We anticipate data from this research effort will help clinicians who work in alcohol abuse treatment for adolescents, substance abuse treatment for adolescents, and mental health treatment for adolescents. The coming data should help them structure treatment plans for adolescents in residential treatment for behavioral health issues and/or drug rehab programs. The application of cutting-edge neuroimaging and diagnostic techniques will allow the scientists to document and examine the effect of the following substances, habits, or activities on the adolescent brain:

  • Drugs of abuse, including:
    • Alcohol
    • Nicotine
    • Marijuana
  • Screen time
  • Sleep patterns
  • Participation in arts programs
  • Participation in sports programs

Youth and adolescents in the study – all 11,750 – participate in behavioral assessments and interviews once or twice a year. They also receive physiological assessments every two years, including tests and procedures to examine physical factors such as:

  • Blood pressure
  • Cholesterol levels
  • Heart health
  • Hormone function
  • Brain development
  • Cognitive development

The use of the latest neuroimaging data is crucial to this research effort. Neuroimaging is now at a stage scientists twenty years ago thought was possible, but at the time was unreachable. Scientists thirty years ago thought our current stage might be conceivable. Scientists fifty years ago barely dreamed of what we can do now. Our current stage is made possible by technologies such as fMRI (functional magnetic resonance imaging) and PET scans (positron emission tomography), which enable scientists to observe brain function in real time.

The Imaging Difference

Scientists working on the ABCD project have already developed the first-ever map of the functional organization of the average brain of a ten-year-old child. This is a giant step forward in both pediatric psychiatry and adolescent neuropsychology.
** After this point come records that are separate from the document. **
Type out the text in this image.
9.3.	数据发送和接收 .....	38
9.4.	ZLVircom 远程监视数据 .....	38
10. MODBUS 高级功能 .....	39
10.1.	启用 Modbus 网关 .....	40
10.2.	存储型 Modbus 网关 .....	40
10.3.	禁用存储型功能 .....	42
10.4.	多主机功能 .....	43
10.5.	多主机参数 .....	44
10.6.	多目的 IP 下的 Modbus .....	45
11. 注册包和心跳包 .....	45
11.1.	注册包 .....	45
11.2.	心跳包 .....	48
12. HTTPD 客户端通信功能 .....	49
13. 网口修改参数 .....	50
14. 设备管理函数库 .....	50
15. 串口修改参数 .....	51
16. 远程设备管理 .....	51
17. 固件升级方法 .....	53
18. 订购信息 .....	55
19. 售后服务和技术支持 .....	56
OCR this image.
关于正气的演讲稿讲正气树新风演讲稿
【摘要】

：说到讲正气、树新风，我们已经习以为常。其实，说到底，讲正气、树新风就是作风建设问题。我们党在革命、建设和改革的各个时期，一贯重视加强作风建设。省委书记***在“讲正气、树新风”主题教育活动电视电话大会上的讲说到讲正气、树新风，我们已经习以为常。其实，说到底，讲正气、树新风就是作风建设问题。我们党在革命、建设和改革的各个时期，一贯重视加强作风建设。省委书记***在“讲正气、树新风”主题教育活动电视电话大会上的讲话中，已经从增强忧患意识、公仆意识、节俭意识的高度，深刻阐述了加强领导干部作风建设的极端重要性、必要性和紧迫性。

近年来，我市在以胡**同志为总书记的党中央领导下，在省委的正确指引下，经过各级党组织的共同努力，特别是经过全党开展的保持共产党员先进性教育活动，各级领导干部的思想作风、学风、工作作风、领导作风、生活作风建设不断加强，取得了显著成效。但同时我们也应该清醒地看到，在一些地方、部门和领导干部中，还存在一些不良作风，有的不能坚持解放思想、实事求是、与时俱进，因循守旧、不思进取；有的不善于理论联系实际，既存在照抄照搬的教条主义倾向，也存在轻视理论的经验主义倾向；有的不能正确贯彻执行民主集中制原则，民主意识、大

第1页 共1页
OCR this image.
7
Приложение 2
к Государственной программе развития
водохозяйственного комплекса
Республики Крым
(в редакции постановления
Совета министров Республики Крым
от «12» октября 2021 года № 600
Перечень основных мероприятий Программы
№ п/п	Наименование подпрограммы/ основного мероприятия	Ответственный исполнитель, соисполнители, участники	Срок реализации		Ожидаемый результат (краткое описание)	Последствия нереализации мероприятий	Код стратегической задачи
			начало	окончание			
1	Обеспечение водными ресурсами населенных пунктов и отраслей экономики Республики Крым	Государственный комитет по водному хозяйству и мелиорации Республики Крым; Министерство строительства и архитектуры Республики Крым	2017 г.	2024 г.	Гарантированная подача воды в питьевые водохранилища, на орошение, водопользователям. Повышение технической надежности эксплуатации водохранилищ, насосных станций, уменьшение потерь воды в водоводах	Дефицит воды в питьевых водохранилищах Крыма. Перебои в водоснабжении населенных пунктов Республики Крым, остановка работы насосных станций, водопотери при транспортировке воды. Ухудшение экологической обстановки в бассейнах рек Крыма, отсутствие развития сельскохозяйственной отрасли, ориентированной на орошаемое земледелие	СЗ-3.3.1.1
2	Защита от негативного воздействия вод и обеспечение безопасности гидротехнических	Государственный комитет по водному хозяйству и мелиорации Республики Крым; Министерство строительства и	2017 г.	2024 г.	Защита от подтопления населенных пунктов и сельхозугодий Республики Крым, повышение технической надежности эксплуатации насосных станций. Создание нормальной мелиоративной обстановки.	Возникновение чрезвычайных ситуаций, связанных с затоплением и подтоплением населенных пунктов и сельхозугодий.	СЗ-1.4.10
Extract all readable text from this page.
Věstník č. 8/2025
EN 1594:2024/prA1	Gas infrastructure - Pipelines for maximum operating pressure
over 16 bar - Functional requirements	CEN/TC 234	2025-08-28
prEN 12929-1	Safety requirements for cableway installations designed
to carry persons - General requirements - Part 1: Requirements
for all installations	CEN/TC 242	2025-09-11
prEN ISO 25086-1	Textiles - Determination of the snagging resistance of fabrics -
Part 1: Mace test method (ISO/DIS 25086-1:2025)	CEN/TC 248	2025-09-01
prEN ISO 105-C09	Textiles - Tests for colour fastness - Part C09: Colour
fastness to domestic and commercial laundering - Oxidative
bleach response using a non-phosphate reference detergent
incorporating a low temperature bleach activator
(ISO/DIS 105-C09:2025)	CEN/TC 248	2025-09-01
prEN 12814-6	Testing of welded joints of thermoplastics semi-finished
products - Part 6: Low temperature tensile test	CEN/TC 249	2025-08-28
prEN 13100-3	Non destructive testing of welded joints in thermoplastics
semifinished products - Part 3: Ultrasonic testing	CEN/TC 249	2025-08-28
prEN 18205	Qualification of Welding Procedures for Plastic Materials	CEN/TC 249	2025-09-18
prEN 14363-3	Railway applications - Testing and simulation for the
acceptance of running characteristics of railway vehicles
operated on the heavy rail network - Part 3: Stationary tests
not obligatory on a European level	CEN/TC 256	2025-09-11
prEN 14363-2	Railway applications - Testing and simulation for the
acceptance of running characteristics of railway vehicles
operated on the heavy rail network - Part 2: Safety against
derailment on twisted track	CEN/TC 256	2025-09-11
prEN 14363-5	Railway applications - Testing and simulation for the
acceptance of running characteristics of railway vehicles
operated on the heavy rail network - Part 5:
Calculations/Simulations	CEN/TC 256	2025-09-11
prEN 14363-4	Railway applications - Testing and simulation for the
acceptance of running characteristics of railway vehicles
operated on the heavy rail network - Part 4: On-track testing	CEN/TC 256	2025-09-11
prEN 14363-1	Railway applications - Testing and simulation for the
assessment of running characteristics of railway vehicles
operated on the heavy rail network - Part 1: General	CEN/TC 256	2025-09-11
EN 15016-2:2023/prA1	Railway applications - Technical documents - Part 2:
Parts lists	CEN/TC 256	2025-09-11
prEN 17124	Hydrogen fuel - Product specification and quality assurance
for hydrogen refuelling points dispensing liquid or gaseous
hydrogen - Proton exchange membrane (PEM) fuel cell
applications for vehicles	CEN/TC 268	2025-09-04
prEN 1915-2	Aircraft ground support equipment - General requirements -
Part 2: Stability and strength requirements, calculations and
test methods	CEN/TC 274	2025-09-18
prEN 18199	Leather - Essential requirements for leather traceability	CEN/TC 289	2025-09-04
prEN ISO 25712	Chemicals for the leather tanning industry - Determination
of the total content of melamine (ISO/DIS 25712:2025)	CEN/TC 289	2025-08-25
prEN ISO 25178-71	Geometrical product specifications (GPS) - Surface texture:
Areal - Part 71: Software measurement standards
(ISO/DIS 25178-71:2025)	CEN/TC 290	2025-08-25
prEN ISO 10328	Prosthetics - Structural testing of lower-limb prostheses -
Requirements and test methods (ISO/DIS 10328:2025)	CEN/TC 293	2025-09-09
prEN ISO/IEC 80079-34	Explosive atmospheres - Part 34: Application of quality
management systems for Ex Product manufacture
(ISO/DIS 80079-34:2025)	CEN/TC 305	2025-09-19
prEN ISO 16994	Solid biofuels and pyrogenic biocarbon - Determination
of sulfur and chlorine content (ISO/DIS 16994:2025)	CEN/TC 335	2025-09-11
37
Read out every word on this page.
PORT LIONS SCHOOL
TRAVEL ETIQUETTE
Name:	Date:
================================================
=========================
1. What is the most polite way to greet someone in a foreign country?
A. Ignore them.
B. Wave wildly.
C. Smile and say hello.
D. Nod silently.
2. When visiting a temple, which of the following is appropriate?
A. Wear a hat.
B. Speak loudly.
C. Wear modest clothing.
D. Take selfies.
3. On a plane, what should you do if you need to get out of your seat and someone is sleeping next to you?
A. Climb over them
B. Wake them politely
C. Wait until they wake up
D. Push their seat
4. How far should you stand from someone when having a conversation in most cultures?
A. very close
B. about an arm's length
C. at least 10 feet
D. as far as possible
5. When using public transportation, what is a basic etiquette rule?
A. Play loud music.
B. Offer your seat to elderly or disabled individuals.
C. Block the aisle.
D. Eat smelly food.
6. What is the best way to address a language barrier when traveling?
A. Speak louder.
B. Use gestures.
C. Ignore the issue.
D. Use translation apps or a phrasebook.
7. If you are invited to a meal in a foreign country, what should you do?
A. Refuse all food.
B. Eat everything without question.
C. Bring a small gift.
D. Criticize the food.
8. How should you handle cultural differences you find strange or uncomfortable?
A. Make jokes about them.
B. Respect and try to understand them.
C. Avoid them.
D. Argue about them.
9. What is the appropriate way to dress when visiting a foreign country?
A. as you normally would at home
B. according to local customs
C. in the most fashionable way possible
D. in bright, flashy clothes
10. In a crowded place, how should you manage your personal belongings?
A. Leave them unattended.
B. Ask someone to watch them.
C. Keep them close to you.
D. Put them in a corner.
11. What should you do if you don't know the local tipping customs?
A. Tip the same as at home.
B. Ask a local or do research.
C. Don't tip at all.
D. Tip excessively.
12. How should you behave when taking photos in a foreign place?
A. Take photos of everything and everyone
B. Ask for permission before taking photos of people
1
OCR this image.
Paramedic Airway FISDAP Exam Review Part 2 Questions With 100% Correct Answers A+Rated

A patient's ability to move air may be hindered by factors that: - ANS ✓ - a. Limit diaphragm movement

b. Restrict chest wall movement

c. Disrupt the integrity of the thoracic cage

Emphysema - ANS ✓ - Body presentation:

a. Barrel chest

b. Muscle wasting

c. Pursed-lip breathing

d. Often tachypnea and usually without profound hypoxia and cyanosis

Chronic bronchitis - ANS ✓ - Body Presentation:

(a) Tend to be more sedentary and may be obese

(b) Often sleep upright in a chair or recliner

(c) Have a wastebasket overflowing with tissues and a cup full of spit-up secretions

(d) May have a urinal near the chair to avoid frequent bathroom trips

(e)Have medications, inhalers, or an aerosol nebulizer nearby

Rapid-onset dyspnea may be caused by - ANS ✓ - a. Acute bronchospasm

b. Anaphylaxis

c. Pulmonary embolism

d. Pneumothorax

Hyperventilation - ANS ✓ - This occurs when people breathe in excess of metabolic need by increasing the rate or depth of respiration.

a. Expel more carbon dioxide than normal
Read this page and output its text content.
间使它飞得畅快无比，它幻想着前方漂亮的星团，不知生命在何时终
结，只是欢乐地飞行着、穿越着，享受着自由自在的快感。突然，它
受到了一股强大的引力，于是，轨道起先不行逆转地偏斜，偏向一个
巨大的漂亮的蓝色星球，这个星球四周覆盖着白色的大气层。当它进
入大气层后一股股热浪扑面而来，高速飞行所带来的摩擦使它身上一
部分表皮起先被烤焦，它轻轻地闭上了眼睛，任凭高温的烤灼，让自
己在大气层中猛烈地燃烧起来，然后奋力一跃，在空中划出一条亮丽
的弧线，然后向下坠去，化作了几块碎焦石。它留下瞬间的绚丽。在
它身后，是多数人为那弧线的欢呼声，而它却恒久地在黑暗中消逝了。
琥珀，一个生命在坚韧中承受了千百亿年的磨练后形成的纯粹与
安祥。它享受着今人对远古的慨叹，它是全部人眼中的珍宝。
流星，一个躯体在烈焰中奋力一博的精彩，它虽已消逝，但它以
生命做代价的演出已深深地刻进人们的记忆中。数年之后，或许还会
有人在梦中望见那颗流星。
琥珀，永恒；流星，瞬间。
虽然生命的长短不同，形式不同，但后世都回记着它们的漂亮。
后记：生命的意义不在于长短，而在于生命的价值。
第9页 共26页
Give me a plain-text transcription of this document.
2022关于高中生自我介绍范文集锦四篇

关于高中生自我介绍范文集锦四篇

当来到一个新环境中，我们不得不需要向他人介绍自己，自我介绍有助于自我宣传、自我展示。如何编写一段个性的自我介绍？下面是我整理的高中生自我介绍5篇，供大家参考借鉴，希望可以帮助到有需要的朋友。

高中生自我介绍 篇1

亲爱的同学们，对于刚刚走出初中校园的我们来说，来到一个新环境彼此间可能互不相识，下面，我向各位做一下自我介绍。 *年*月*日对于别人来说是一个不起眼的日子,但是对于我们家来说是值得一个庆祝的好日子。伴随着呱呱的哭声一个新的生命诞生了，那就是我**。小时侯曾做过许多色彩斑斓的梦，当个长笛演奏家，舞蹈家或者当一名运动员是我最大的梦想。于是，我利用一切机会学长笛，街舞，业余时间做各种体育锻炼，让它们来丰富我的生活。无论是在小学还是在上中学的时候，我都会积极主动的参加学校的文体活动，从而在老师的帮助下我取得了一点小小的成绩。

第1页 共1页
But we need to back up and talk about the imaging itself for another moment. Historic impediments to understanding the human brain are at once obvious and almost impossible to overcome. We can’t see inside the brain. We can’t design experiments for people in the same way we can, for instance, for laboratory animals. And we can’t truly examine a human brain until the person the brain belongs to has passed away.

MRI and other scanning technology got us part of the way there in the 1980s and 1990s. MRI  enabled us to create accurate models of the physiological structures of the brains of living people. But it didn’t allow us to observe the function of those structures. That’s what fMRI and PET technology do. They allow us to see not only the physical structures of the brain, but also how those physical structures function in real time.

That’s a huge development. It allows researchers to see which neurons (brain cells) and neural networks (functional groups of neurons) activate under certain circumstances and in response to specific stimuli. The implications for research are wide-ranging. The principal investigators involved in the ABCD study are using these technologies as we speak to explore the adolescent brain from every angle – literal and conceptual – they can think of.

The ABCs of Addiction

To date, ABCD researchers have published studies that examine the relationship of brain structure and function to sleep, body mass index, family conflict, cognitive ability, and mental illness. The next stage of the study – now fully funded through 2027 – will yield results that we hope will inform our work in behavioral disorders, mental health disorders, and addiction.

In the words of Dr. Volkow:

“The next phase of the ABCD study will help us understand the effects of substance use, as well as environmental, social, genetic, and other biological factors on the developing adolescent brain.”

We look forward to the new body of knowledge this research will generate. It will give us an expanded understanding of the underlying physiological mechanisms related to typical and atypical adolescent development. Ideally, it will also allow us to synchronize our methods with the latest data and evidence. The ABCD study is the cutting edge. We’re ready to do our part in using this new knowledge to help our teenagers in any way we can.